Wednesday, February 4, 2015

The Role of Intelligence, Part 3 = The Atheist Hypothesis

Many of the professed atheists I know would probably reduce this essay to a single sentence. "There is no god, therefor religious practices have no value." But our purpose here is to ask the "what if..." questions. In this case, that questions is: what if there is no deity or cosmic consciousness but there is still some usefulness or value in the practices of religion. So my task here is to ask haw can we take the atheist point of view and still consider how to apply reason and logic to the practices of religion. What role does religion play here?

The atheist point of view does not allow for the existence of any deities, nor does it admit of any external natural phenomenon that science has not yet discovered. This leaves us with only internal mental processes that can be affected by religious practice. Here then, we must turn to psychology and the other cognitive sciences.

So much for the internal processes of the individual, but we should also consider whether or not religion or religious practices have benefit to the overall functioning of society. Scott Atran & Joseph Henrich argue in their paper "The Evolution of Religion: How Cognitive By-Products, Adaptive Learning Heuristics, Ritual Display, and Group Competition Generate Deep Commitments to Prosocial Religions," that the rise of large-scale civilizations comes from the same by-products of adaptive cognitive mechanism that resulted in the evolution of religion. Would human kind be as advanced as we are today if religion had not also evolved?

When considering theism and the idea of a cosmic consciousness, skepticism is a helpful tool, though as we will see in a future essay, one that needs to be used judiciously. From the atheist point of view our skepticism gets in the way. We must be willing to allow that religious practices have some effect on the individual, rather than just toss all ideas of religious practice in the dustbin and superstition. If we start with the idea that we already know the answers, the journey is over before it's begun.

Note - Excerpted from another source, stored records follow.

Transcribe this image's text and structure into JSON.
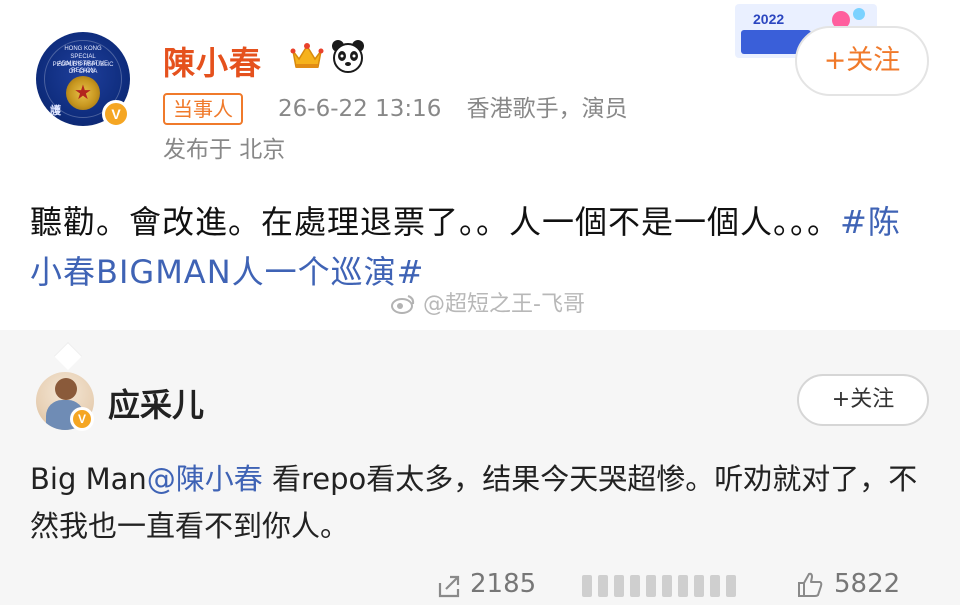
{
  "post": {
    "username": "陳小春",
    "role_badge": "当事人",
    "timestamp": "26-6-22 13:16",
    "bio": "香港歌手，演员",
    "location": "发布于 北京",
    "follow_label": "+关注",
    "text_main": "聽勸。會改進。在處理退票了。。人一個不是一個人。。。",
    "hashtag": "#陈小春BIGMAN人一个巡演#",
    "watermark": "@超短之王-飞哥",
    "banner_text": "2022",
    "avatar_text": {
      "line1": "HONG KONG",
      "line2": "SPECIAL ADMINISTRATIVE REGION",
      "line3": "PEOPLE'S REPUBLIC OF CHINA",
      "chop": "護"
    },
    "verify_mark": "V"
  },
  "comment": {
    "username": "应采儿",
    "follow_label": "+关注",
    "text_prefix": "Big Man",
    "mention": "@陳小春",
    "text_rest": " 看repo看太多，结果今天哭超惨。听劝就对了，不然我也一直看不到你人。",
    "verify_mark": "V"
  },
  "stats": {
    "shares": "2185",
    "likes": "5822"
  },
  "colors": {
    "username_orange": "#e5511d",
    "badge_orange": "#f07a2b",
    "link_blue": "#3f63b5",
    "meta_gray": "#888888",
    "comment_bg": "#f6f6f6",
    "verify_gold": "#f5a623"
  },
  "icons": [
    "crown-icon",
    "panda-icon",
    "share-icon",
    "like-icon",
    "verified-icon"
  ]
}
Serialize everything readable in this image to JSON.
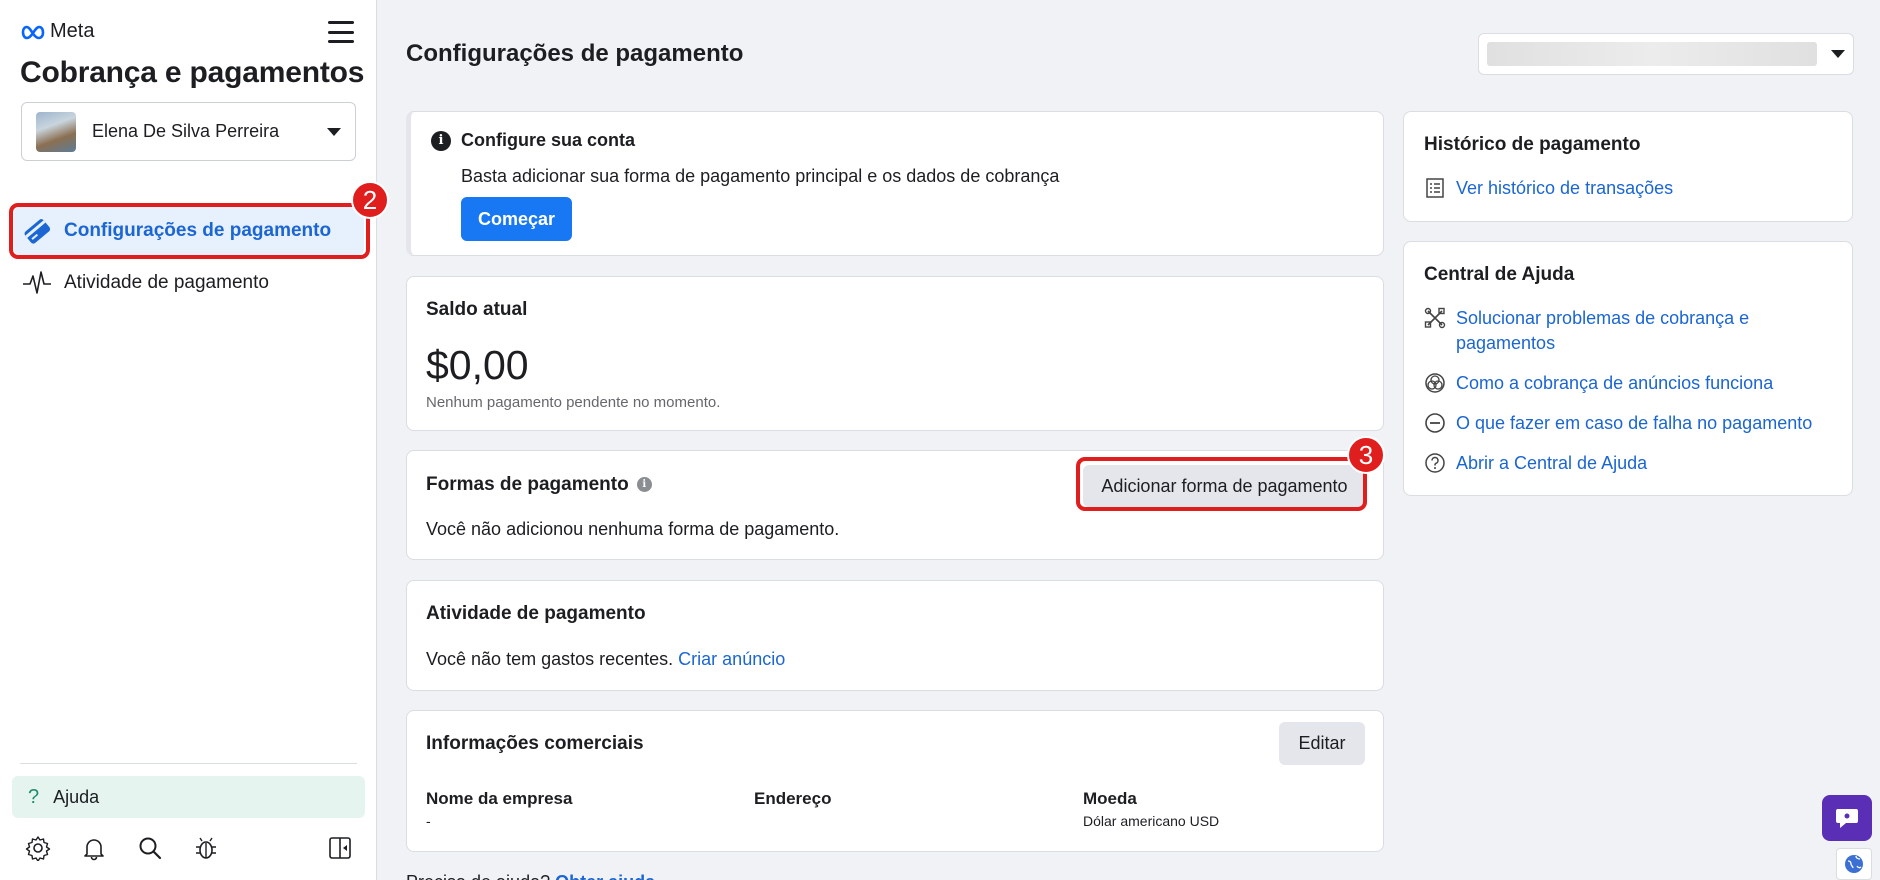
{
  "sidebar": {
    "brand": "Meta",
    "app_title": "Cobrança e pagamentos",
    "account_name": "Elena De Silva Perreira",
    "nav": [
      {
        "label": "Configurações de pagamento",
        "icon": "credit-card-icon",
        "active": true
      },
      {
        "label": "Atividade de pagamento",
        "icon": "activity-pulse-icon",
        "active": false
      }
    ],
    "help_label": "Ajuda",
    "toolbar_icons": [
      "gear-icon",
      "bell-icon",
      "search-icon",
      "bug-icon",
      "panel-toggle-icon"
    ]
  },
  "annotations": {
    "badge_nav": "2",
    "badge_add": "3",
    "color": "#e01e1e"
  },
  "main": {
    "page_title": "Configurações de pagamento",
    "setup": {
      "title": "Configure sua conta",
      "description": "Basta adicionar sua forma de pagamento principal e os dados de cobrança",
      "button": "Começar"
    },
    "balance": {
      "title": "Saldo atual",
      "amount": "$0,00",
      "subtitle": "Nenhum pagamento pendente no momento."
    },
    "payment_methods": {
      "title": "Formas de pagamento",
      "add_button": "Adicionar forma de pagamento",
      "empty_text": "Você não adicionou nenhuma forma de pagamento."
    },
    "activity": {
      "title": "Atividade de pagamento",
      "text": "Você não tem gastos recentes.",
      "link": "Criar anúncio"
    },
    "business": {
      "title": "Informações comerciais",
      "edit_button": "Editar",
      "fields": [
        {
          "label": "Nome da empresa",
          "value": "-"
        },
        {
          "label": "Endereço",
          "value": ""
        },
        {
          "label": "Moeda",
          "value": "Dólar americano USD"
        }
      ]
    },
    "below_text": "Precisa de ajuda?",
    "below_link": "Obter ajuda"
  },
  "right": {
    "history": {
      "title": "Histórico de pagamento",
      "link": "Ver histórico de transações"
    },
    "help_center": {
      "title": "Central de Ajuda",
      "links": [
        {
          "label": "Solucionar problemas de cobrança e pagamentos",
          "icon": "wrench-icon"
        },
        {
          "label": "Como a cobrança de anúncios funciona",
          "icon": "circles-icon"
        },
        {
          "label": "O que fazer em caso de falha no pagamento",
          "icon": "minus-circle-icon"
        },
        {
          "label": "Abrir a Central de Ajuda",
          "icon": "question-circle-icon"
        }
      ]
    }
  },
  "colors": {
    "accent": "#1877f2",
    "link": "#1b66d2",
    "active_bg": "#e7f0fd",
    "help_bg": "#e6f4ef",
    "chat": "#5b2fb5"
  }
}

Curt Raney, an associate professor at St. Mary's College in Maryland, has an unattributed Acrobat file on the web that defines eight elements of religion. This list, with a minor modification, provides an excellent starting point for examining how the practices of religion affect the inner, mental and cognitive function of its practitioners. Each of these elements makes an excellent area of inquiry.   Raney also includes a list of positive and negative functions in religion that very much bear scrutiny. Here are the lists:

Elements of Religion

  • Soteriological (having to do with salvation)
  • Theological (rationalization of religion)
  • Anthropological (nature and possibilities of human being)
  • Epistemology (How do we know?)
  • Ethics (Raney calls this "relations between human beings," but it more properly should concern the questions of values. For our purposes, we will include Morality in this element)
  • Rituals/Cultic Practices (symbolic behavior)
  • Temporal (having to do with the meaning of time.)
  • Cosmology (having to do with the meaning of the universe.)

Persistent Functions of Religion

Positive Functions
  • Close the gap between hope and reality
  • Make virtue out of social necessity
  • Support and console individuals & groups
  • Enhance social stability through projecting sacredness upon social norms, etc.
  • Promote social change through social criticism and prophesy.
  • Provide a source of personal identity in pluralist societies
  • Facilitate personal growth and maturation, as they are conceptualized by the relition.
  • Adjust individuals to the life cycle of changing social status.
  • Rationalize social, political and economic inequality, reducing conflict in stratified societies
Negative Functions
  • Excessive guilt and repression
  • Authoritarianism
  • Self-mortification
  • Ethnocentrism
  • Rationalize social, political and economic inequality, preventing social change necessary to reduce social conflict.